I have data frames consisting of two columns: light intensity (par), and time, with each row representing a 'snapshot' in time:
The data is effectively a time series. The image attached consists of 13 of the data frames: plot(df$time, df$par)
I have been trying to write a function that will return the data points representing dusk (first light of the day) and dawn (last light of the day).
On the graph, this would look like the first and last points on each of the "flat" areas of the graph, where the par (should) be equal to 0.
I've been able to identify most of them with an atrocious loop, that basically looks for streaks of min(par), and if it finds of >100 it saves the i-100th file:
dawnDusk <- function (df) {
min.par <- min(df$par)
day.streak <- 0
night.streak <- 0
dawn <- c()
dusk <- c()
for (i in 1:nrow(df)) {
if (df$par[i] <= min.par + 0.1 | is.na(df$par[i])) {
night.streak <- night.streak + 1
day.streak <- 0
} else if (df$par[i] > min.par + 0.1 | is.na(df$par[i])) {
day.streak <-day.streak + 1
night.streak <- 0
}
# the 100 comes from the shortest night in the year (~5hours)

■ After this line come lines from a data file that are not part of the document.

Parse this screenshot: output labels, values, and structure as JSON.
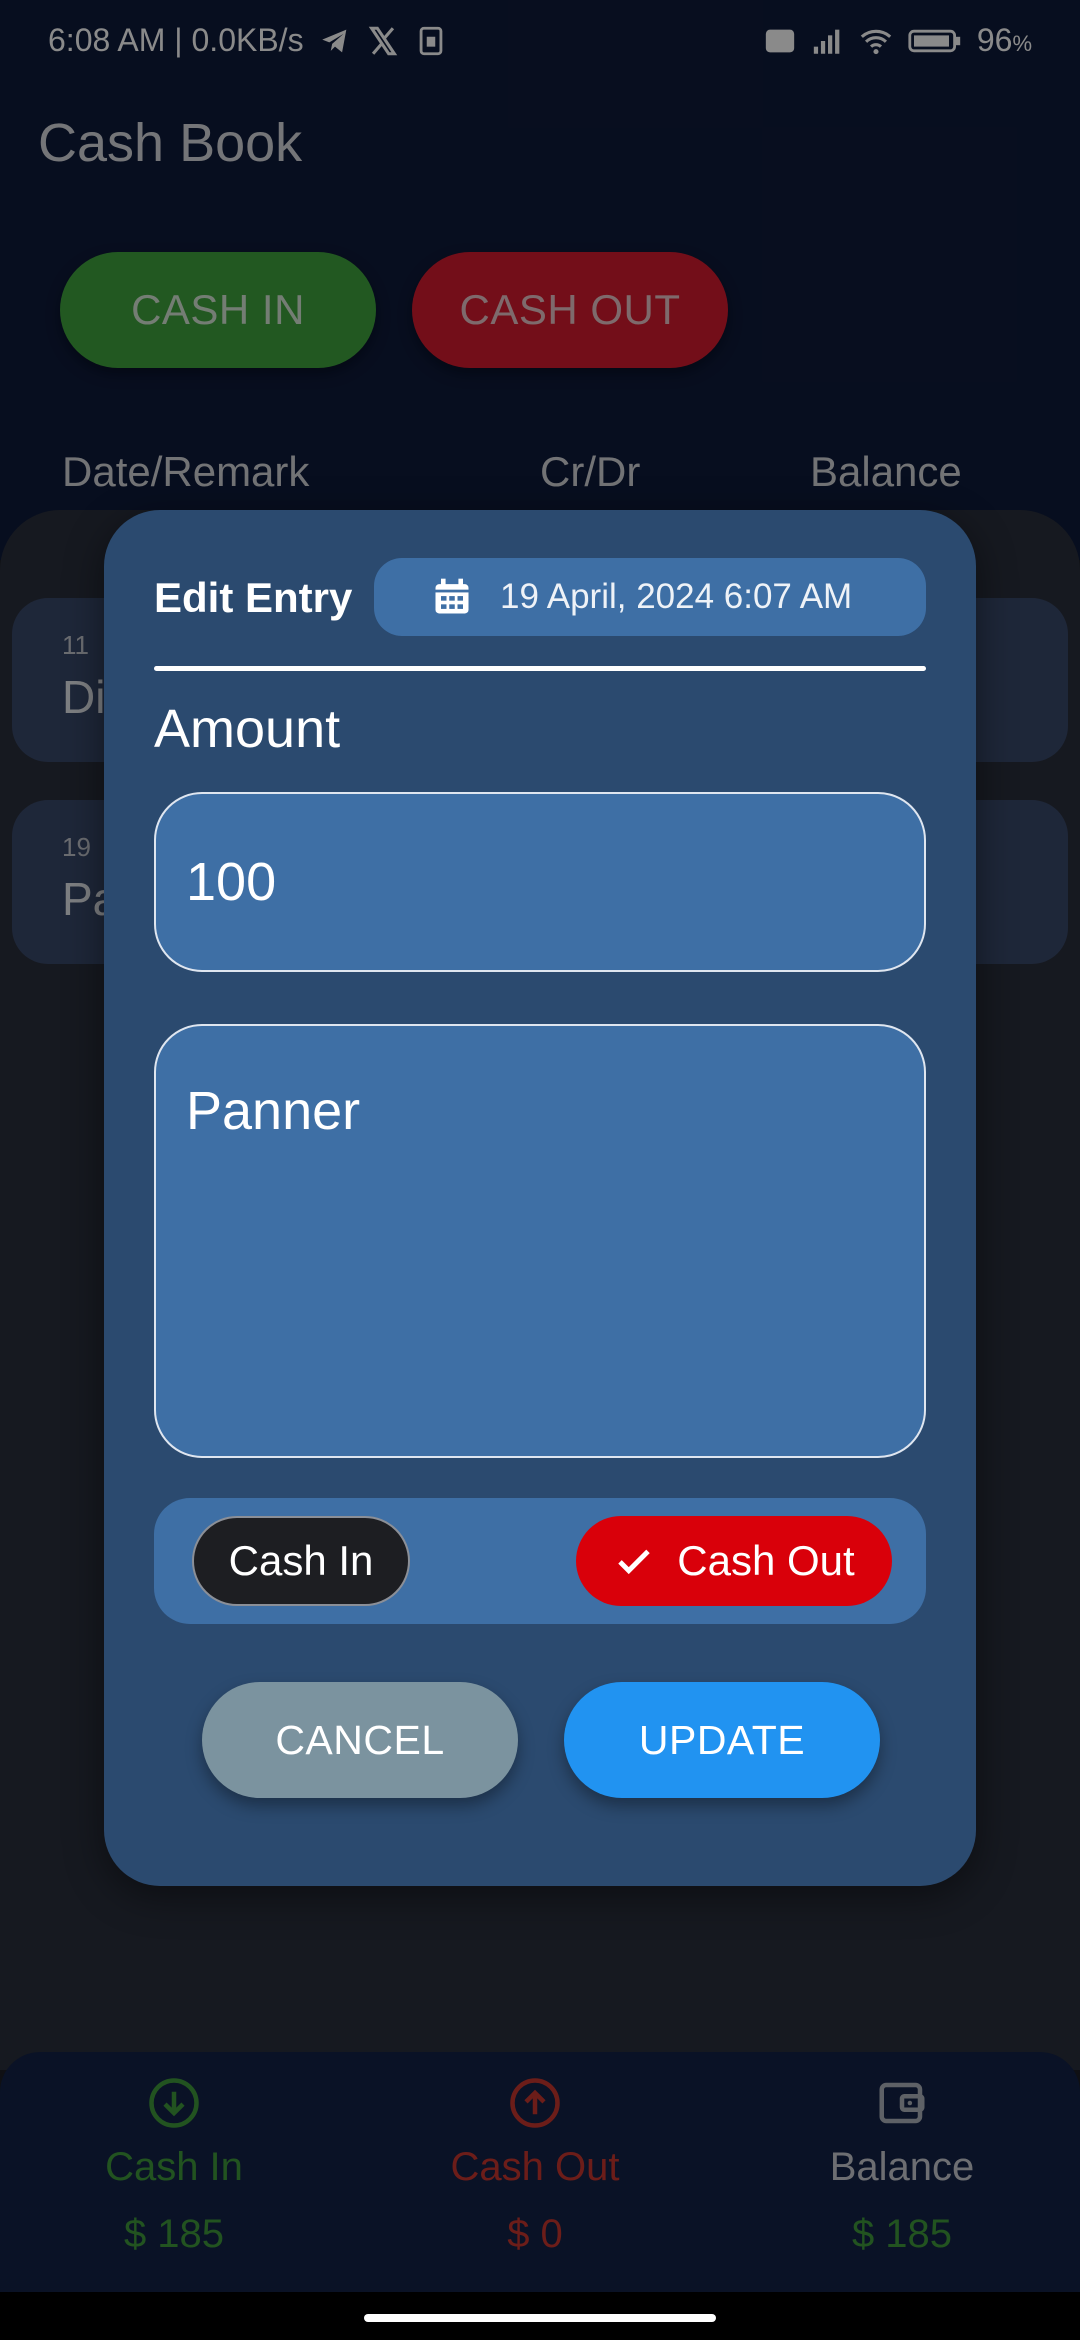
{
  "status_bar": {
    "time_speed": "6:08 AM | 0.0KB/s",
    "battery": "96",
    "battery_unit": "%"
  },
  "app": {
    "title": "Cash Book",
    "cash_in_button": "CASH IN",
    "cash_out_button": "CASH OUT",
    "columns": [
      "Date/Remark",
      "Cr/Dr",
      "Balance"
    ],
    "entries": [
      {
        "date": "11",
        "remark": "Di"
      },
      {
        "date": "19",
        "remark": "Pa"
      }
    ]
  },
  "bottom_nav": {
    "items": [
      {
        "label": "Cash In",
        "value": "$ 185",
        "color": "#3f9a3c",
        "icon": "arrow-down-circle-icon"
      },
      {
        "label": "Cash Out",
        "value": "$ 0",
        "color": "#c8372f",
        "icon": "arrow-up-circle-icon"
      },
      {
        "label": "Balance",
        "value": "$ 185",
        "color": "#3f9a3c",
        "icon": "wallet-icon"
      }
    ]
  },
  "dialog": {
    "title": "Edit Entry",
    "date": "19 April, 2024 6:07 AM",
    "amount_label": "Amount",
    "amount_value": "100",
    "remark_value": "Panner",
    "type_options": {
      "cash_in": "Cash In",
      "cash_out": "Cash Out"
    },
    "selected_type": "Cash Out",
    "cancel_label": "CANCEL",
    "update_label": "UPDATE"
  },
  "colors": {
    "dialog_bg": "#2b4a6f",
    "field_bg": "#3e6fa5",
    "cash_out_selected": "#d9000a",
    "update_button": "#2193f1",
    "cancel_button": "#7b939f"
  }
}
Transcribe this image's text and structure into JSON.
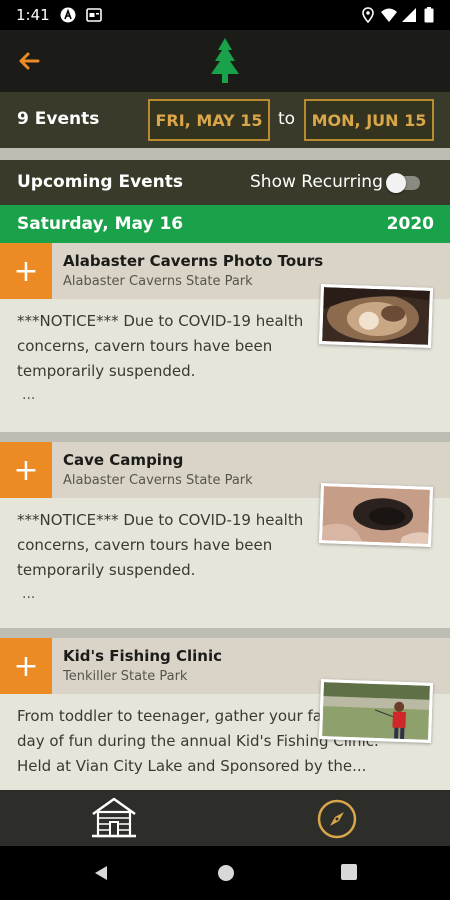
{
  "status_bar": {
    "time": "1:41",
    "icons": [
      "a-circle-icon",
      "message-icon",
      "location-icon",
      "wifi-icon",
      "signal-icon",
      "battery-icon"
    ]
  },
  "app_bar": {
    "back_icon": "back-arrow-icon",
    "logo": "pine-tree-logo"
  },
  "date_filter": {
    "count_label": "9 Events",
    "start_date": "FRI, MAY 15",
    "to_label": "to",
    "end_date": "MON, JUN 15"
  },
  "section": {
    "title": "Upcoming Events",
    "recurring_label": "Show Recurring",
    "recurring_on": false
  },
  "day_header": {
    "day": "Saturday, May 16",
    "year": "2020"
  },
  "events": [
    {
      "name": "Alabaster Caverns Photo Tours",
      "park": "Alabaster Caverns State Park",
      "description": "***NOTICE*** Due to COVID-19 health concerns, cavern tours have been temporarily suspended.",
      "ellipsis": "...",
      "add_label": "+"
    },
    {
      "name": "Cave Camping",
      "park": "Alabaster Caverns State Park",
      "description": "***NOTICE*** Due to COVID-19 health concerns, cavern tours have been temporarily suspended.",
      "ellipsis": "...",
      "add_label": "+"
    },
    {
      "name": "Kid's Fishing Clinic",
      "park": "Tenkiller State Park",
      "description": "From toddler to teenager, gather your family for a day of fun during the annual Kid's Fishing Clinic. Held at Vian City Lake and Sponsored by the...",
      "add_label": "+"
    }
  ],
  "bottom_nav": {
    "items": [
      "home-lodge-icon",
      "compass-icon"
    ]
  },
  "colors": {
    "accent_orange": "#ec8a24",
    "day_green": "#1aa24a",
    "gold_border": "#b98a2e",
    "bar_dark": "#3a3a2a"
  }
}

# divided into 3 minute intervals
if (night.streak == 100) {
dusk <- c(dusk, i - 100)
} else if (day.streak == 100 & i != 100) {
dawn <- c(dawn, i - 100)
}
}
I've also tried differencing it, but it came out funky...
The main issues that arise are that the instrument that measures par can be inaccurate (woohoo!), so the min can sometimes vary by +/- 0.1 from its baseline. It can also read 0 sometimes when it shouldn't (seen in the 7th graph)
One thing that might be helpful is once you can find 1 correct dawn and 1 correct dusk file, you know that every other file should be +/- 24 hours in time from it.
This is my first time posting on stackoverflow, I have spent hours looking at every post related to this topic to no avail. I'm hoping someone can help give me a push in the right direction. Thanks in advance!